Rodins expressionistische Skulptur von 1895 und Georg Kaisers symbolistisch-expressionistisches Drama von 1917 gehören zum Fundus des kulturellen Erbes. Donizettis Belagerung von Calais von 1836 ist dagegen in Vergessenheit geraten - die „Belcanto-Oper“ des Musiktheaters im Revier präsentiert dieses pathetische Werk erstmalig auf deutschen Bühnen – konzertant.

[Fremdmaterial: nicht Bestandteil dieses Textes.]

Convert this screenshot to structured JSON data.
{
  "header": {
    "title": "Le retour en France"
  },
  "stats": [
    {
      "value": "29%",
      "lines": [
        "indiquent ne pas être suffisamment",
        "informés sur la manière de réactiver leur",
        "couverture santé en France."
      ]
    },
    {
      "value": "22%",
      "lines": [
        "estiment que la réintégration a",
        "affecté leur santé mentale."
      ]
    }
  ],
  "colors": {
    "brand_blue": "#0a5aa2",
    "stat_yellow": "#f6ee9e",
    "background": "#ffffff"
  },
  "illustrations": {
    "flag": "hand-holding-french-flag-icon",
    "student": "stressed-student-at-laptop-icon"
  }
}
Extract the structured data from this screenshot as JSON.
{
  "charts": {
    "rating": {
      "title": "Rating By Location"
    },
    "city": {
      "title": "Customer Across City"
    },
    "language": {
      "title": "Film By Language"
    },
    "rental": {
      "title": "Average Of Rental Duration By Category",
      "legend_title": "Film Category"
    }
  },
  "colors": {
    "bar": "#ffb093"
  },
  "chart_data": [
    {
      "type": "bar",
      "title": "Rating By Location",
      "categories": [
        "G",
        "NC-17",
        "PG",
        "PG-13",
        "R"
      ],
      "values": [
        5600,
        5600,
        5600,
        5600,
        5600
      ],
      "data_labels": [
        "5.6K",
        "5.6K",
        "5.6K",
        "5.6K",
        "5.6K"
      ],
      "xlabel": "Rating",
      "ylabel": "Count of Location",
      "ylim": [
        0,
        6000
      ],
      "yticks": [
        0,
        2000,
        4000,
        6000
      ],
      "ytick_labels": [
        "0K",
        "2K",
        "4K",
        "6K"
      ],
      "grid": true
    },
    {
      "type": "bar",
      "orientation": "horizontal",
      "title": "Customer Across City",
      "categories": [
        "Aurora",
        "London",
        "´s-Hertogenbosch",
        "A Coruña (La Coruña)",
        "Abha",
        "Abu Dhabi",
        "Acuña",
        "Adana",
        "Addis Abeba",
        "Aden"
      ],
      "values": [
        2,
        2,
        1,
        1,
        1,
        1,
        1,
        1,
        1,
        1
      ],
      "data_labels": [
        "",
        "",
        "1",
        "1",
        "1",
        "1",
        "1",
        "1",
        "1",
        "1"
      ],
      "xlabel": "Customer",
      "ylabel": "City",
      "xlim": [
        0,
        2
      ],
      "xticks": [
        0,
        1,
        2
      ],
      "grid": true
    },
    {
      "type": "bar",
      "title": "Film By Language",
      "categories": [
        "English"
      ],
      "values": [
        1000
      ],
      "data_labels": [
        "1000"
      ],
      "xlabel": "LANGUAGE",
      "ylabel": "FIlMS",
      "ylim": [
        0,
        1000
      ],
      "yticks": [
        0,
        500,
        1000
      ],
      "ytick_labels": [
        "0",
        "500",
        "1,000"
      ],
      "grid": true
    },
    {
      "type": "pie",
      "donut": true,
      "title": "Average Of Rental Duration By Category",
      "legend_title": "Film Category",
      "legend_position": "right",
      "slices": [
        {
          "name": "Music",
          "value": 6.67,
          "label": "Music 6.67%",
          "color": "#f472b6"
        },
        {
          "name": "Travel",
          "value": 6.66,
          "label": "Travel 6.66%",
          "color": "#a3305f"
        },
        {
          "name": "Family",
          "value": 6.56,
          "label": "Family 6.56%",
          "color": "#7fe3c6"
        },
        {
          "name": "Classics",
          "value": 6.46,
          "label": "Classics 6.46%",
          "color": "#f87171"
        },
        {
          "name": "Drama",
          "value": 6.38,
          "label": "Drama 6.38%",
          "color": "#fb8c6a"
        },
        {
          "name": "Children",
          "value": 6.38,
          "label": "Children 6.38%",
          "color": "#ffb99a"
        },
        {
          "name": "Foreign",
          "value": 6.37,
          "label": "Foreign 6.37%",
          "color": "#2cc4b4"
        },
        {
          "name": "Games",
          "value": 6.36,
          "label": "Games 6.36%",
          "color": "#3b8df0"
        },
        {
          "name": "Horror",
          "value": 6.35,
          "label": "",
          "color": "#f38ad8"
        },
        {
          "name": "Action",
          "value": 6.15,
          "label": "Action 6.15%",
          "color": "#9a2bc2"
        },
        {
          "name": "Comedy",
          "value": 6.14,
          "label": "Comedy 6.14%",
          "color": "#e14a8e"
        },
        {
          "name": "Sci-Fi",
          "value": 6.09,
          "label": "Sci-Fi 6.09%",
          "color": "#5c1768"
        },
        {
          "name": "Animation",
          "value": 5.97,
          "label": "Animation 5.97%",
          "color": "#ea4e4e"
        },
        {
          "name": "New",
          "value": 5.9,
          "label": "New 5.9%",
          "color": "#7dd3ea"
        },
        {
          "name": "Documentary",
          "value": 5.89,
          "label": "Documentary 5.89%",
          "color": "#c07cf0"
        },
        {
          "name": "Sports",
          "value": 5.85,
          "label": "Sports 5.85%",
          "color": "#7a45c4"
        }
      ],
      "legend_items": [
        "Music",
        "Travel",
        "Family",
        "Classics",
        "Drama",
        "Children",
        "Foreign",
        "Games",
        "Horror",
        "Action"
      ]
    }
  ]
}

Der Abend wird zu einem Triumph des emotionsgeladenen Belcanto-Gesangs. Christian Helmer singt den Calais-Bürgermeister Eustachio mit souveräner Intonation, gibt ihm mit beeindruckendem Volumen pathetische Kraft. Anna Agathonos verleiht dem kämpferischen Aurelio stimmliche Verve, stürzt sich mit kontrollierter Emphase in die komplizierten vokalen Herausforderungen und artikuliert mit agiler Intensität den Charakter eines durchaus ambivalenten „Helden“. Claudia Braun verleiht der verletzlichen Eleonora sensiblen Klang, lässt mit ihrem eher „sanften“ Timbre Gefühle des Mit-Leidens aufkommen. Melih Tepretmez ist ein brutal-siegreicher König Edoardo, lässt seiner beeindruckenden Stimmkraft emotional kalkulierten Lauf. Mit William Saetre, Sung-Kwang Park, Jerzy Kwika, Georg Hansen, Jee-Hyun Kim und Richetta Manager sind Solisten auf dem Podium, die sich im subtilen Belcanto-Gesang vortrefflich auskennen und die Gefühlsdimensionen der „Figuren“ eindrucksvoll hörbar werden lassen. Der kollektiv präsente Chor des Musiktheaters im Revier entspricht mit brausendem Gesang diesem grandiosen Niveau.

Bei diesem Feuerwerk emotionalisierenden Kunstgesangs spielt die historische Situation des Hundertjährigen englisch-französischen Kriegs kaum eine Rolle – was auch an den teilweise rätselhaften Übertiteln liegt, die zudem in der Projektion auf die Bühnenrückwand wegen viel zu viel Licht-Einfall nur mit Mühe zu lesen sind.

Bernhard Stengel geht die Donizetti-Vorgabe mit der spielfreudigen Neuen Philharmonie Westfalen recht martialisch in schleppendem Tempo an, konzentriert sich offenbar auf die effektvolle Unterstützung des Gesangs, bleibt ohne „elegante“ Leichtigkeit und vermittelt eine Musik ohne intime Nuancen.

Im gut besuchten Gelsenkirchener Haus – am Ende erhalten die Solisten Rosen im Yves-Klein-Blau! – ist eine Gemeinde von Belcanto-Fans versammelt, der es ohnehin nicht um ein konsistentes Drama geht, die ihre „Stars“ singend erleben wollen. Und diese zu verstehende Sehnsucht wird erfüllt – und entsprechend mit langanhaltendem Zwischenapplaus und viertelstündigem Beifall am Ende gedankt.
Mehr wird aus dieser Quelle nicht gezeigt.